И вдруг из-под солдата на меня вывернулся розовенький гимназистик с голубыми кантами эвакуированной из Польши гимназии; ему жарко от давки, но даже среди одичалых солдатских лиц, это хорошенькое лицо ошеломляет меня своей искаженностью. Мальчик бьет локтями, протискивается. "Пустите!" с визгом кричит кудрявенький, хорошенький буржуазный херувимчик.
Упав, я еле выпростался из-под сбивших меня тел; они прорвались; я только вижу их бегущие к трупу подметки с налипшим на них снегом и меж серых шинелей маленькую, черненькую, гимназическую, опережающую всех. Возле трупа, размахивая, как мясом, вырванным куском красной генеральской подкладки, хохочет бородатый солдат. "Вот она увольнительная записка-то!". И теребя полуоторванную руку трупа, двое солдат перочинными ножами срезают с генеральского пальца затекшее обручальное кольцо.
А революционные шествия мимо князя Кугушева всё идут, там всё кричат, "ура" и играет музыка. И только в сумерках солдаты и народ расходятся с площади кто куда хочет.
В темноте Пензы вздрогнули фонари и погасли. В этих завываниях ветра их некому зажечь. Горожане крепче запираются на замки, засовы, крючки, боятся грабежей.
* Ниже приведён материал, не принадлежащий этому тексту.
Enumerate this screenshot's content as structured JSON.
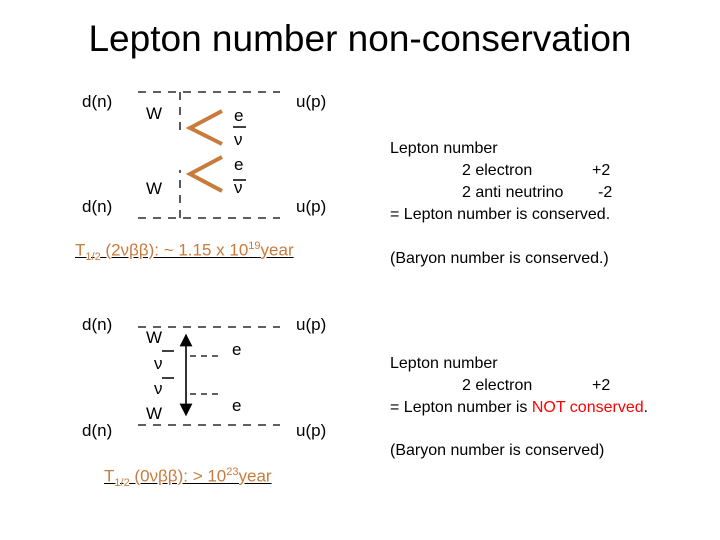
{
  "title": "Lepton number non-conservation",
  "diagram1": {
    "quark_in_top": "d(n)",
    "quark_in_bottom": "d(n)",
    "boson_top": "W",
    "boson_bottom": "W",
    "electron_top": "e",
    "antineutrino_top": "ν",
    "electron_bottom": "e",
    "antineutrino_bottom": "ν",
    "quark_out_top": "u(p)",
    "quark_out_bottom": "u(p)"
  },
  "halflife1": {
    "prefix": "T",
    "sub": "1/2",
    "mode": " (2νββ): ~  1.15 x 10",
    "exp": "19",
    "unit": "year"
  },
  "info1": {
    "heading": "Lepton number",
    "line1_label": "2 electron",
    "line1_value": "+2",
    "line2_label": "2 anti neutrino",
    "line2_value": "-2",
    "conclusion": "= Lepton number is conserved.",
    "baryon": "(Baryon number is conserved.)"
  },
  "diagram2": {
    "quark_in_top": "d(n)",
    "quark_in_bottom": "d(n)",
    "boson_top": "W",
    "boson_bottom": "W",
    "neutrino_top": "ν",
    "neutrino_bottom": "ν",
    "electron_top": "e",
    "electron_bottom": "e",
    "quark_out_top": "u(p)",
    "quark_out_bottom": "u(p)"
  },
  "halflife2": {
    "prefix": "T",
    "sub": "1/2",
    "mode": " (0νββ): >  10",
    "exp": "23",
    "unit": "year"
  },
  "info2": {
    "heading": "Lepton number",
    "line1_label": "2 electron",
    "line1_value": "+2",
    "conclusion_prefix": "= Lepton number is ",
    "conclusion_highlight": "NOT conserved",
    "conclusion_suffix": ".",
    "baryon": "(Baryon number is conserved)"
  },
  "colors": {
    "line": "#000000",
    "arrow": "#c87c3c",
    "halflife": "#c87c3c",
    "highlight": "#ff0000"
  }
}
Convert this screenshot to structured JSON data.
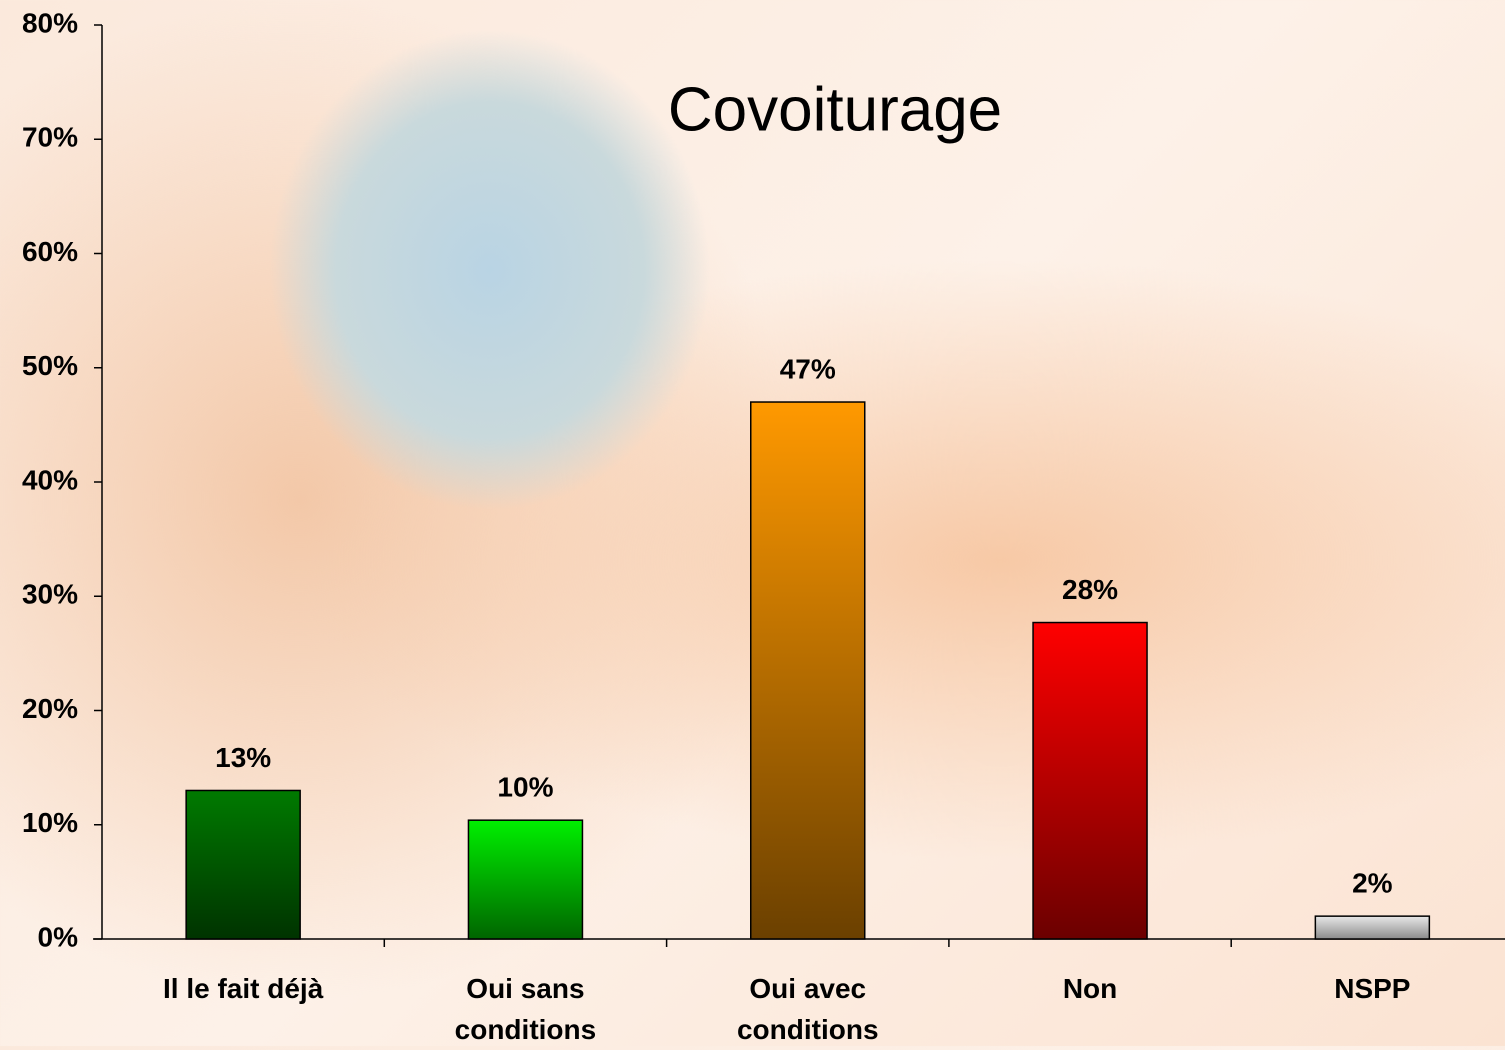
{
  "chart_data": {
    "type": "bar",
    "title": "Covoiturage",
    "categories": [
      "Il le fait déjà",
      "Oui sans conditions",
      "Oui avec conditions",
      "Non",
      "NSPP"
    ],
    "values": [
      13,
      10.4,
      47,
      27.7,
      2
    ],
    "value_labels": [
      "13%",
      "10%",
      "47%",
      "28%",
      "2%"
    ],
    "colors": [
      "#007a00",
      "#00f000",
      "#ff9900",
      "#ff0000",
      "#e8e8e8"
    ],
    "ylim": [
      0,
      80
    ],
    "yticks": [
      {
        "value": 0,
        "label": "0%"
      },
      {
        "value": 10,
        "label": "10%"
      },
      {
        "value": 20,
        "label": "20%"
      },
      {
        "value": 30,
        "label": "30%"
      },
      {
        "value": 40,
        "label": "40%"
      },
      {
        "value": 50,
        "label": "50%"
      },
      {
        "value": 60,
        "label": "60%"
      },
      {
        "value": 70,
        "label": "70%"
      },
      {
        "value": 80,
        "label": "80%"
      }
    ],
    "grid": false
  }
}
Но это совершенно напрасно, восставший народ благодушен. В снежной тьме всё тонет в песнях, в лузганьи семячек. На базаре кабатчики попытались запереть трактиры, потому что солдаты не хотят платить за водку, но солдаты не дали запереть, хватит, поплатили и задарма пьют за здоровье Революции Ивановны.
Этим то и хороша февральская свобода, что она полная свобода! В ней осуществлена совершетейшал свобода человека!
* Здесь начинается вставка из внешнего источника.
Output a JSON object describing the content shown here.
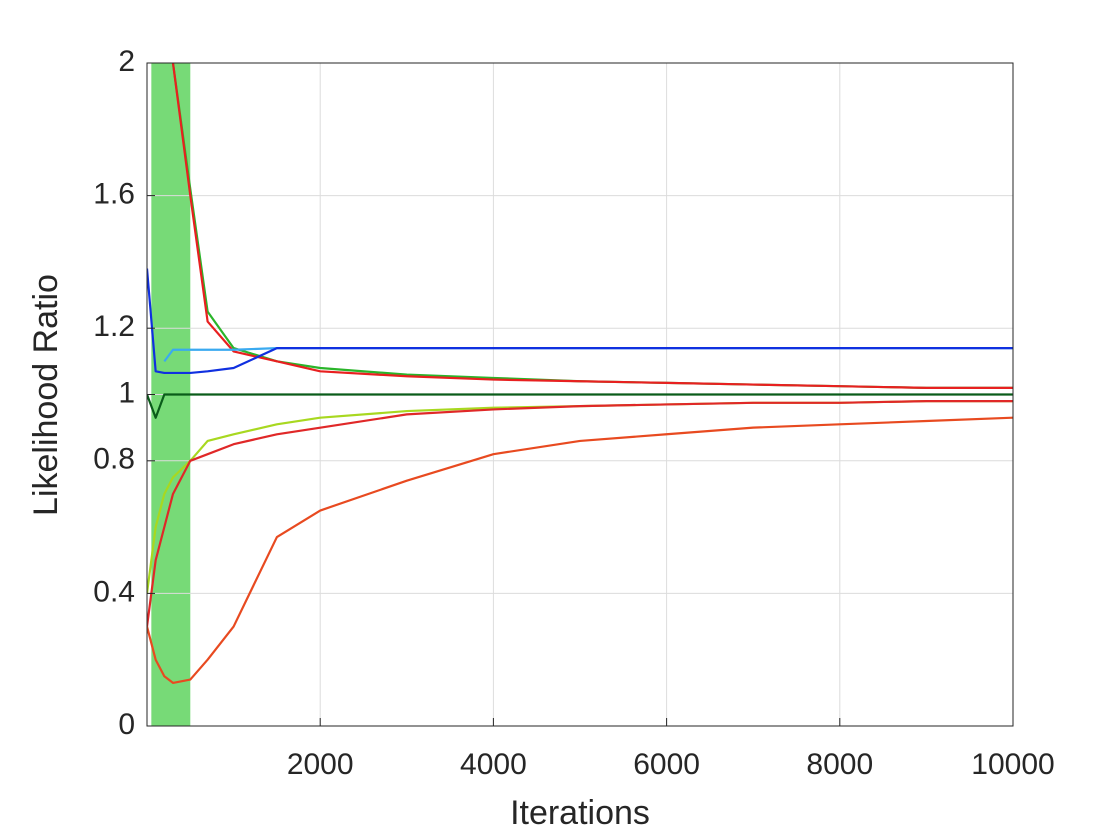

Посередь снежной улицы, в темноте, мимо нашего дома идут солдатские толпы; сквозь нежно-лапчатую ткань морозного окна видно, как, качаясь, идут в обнимку, в шинелях нараспашку и всё поют в разнобой, с жгучим удовольствием. А у нас в комнате, указывая на них, присяжный поверенный Ладыгин, в молодости за дело народа знававший каземат Шлиссельбурга, говорит с отвращением:
- Теперь мы все в их руках, - и помолчав, добавляет с какой-то трещиной боли в голосе, - ухнула Россия... там, - указывает он куда-то, вероятно, на Петербург, - всё упустили... а теперь уж не подхватишь... всё пропало...
VI
В неурочное время в сторожком мраке пустой Никольской церкви, у иконы Богородицы, в высоких, серебряных, закапанных воском подсвечниках горят желтые свечи. В церкви нас двое: мать и я. Дряхлый отец Никодим в зеленоватой епитрахили служит напутственный молебен; в церкви пахнет и ладаном и какой-то милой затхлостью. Я уезжаю с маршевым батальоном на юго-западный фронт, где началось наступление русской армии.
В чем-то легком, черно-кружевном, на коленях перед сурово темнеющей Богородицей молится мать; в ее моляще поднятых на икону карих, сияющих глазах дрожат слезы, губы осиливая рыдания шепчут; крепко вжимая крестное знаменье в лоб, в плечи, мать невольно смежает веки и вдруг, не в силах сдержаться, рыдает. От старческого голоса отца Никодима, читающего Евангелие, от музыкально-меркнущей темноты, мать плачет всё безудержней. И после молебна мне с трудом удается настоять, чтобы она не ехала провожать меня еще и на вокзал.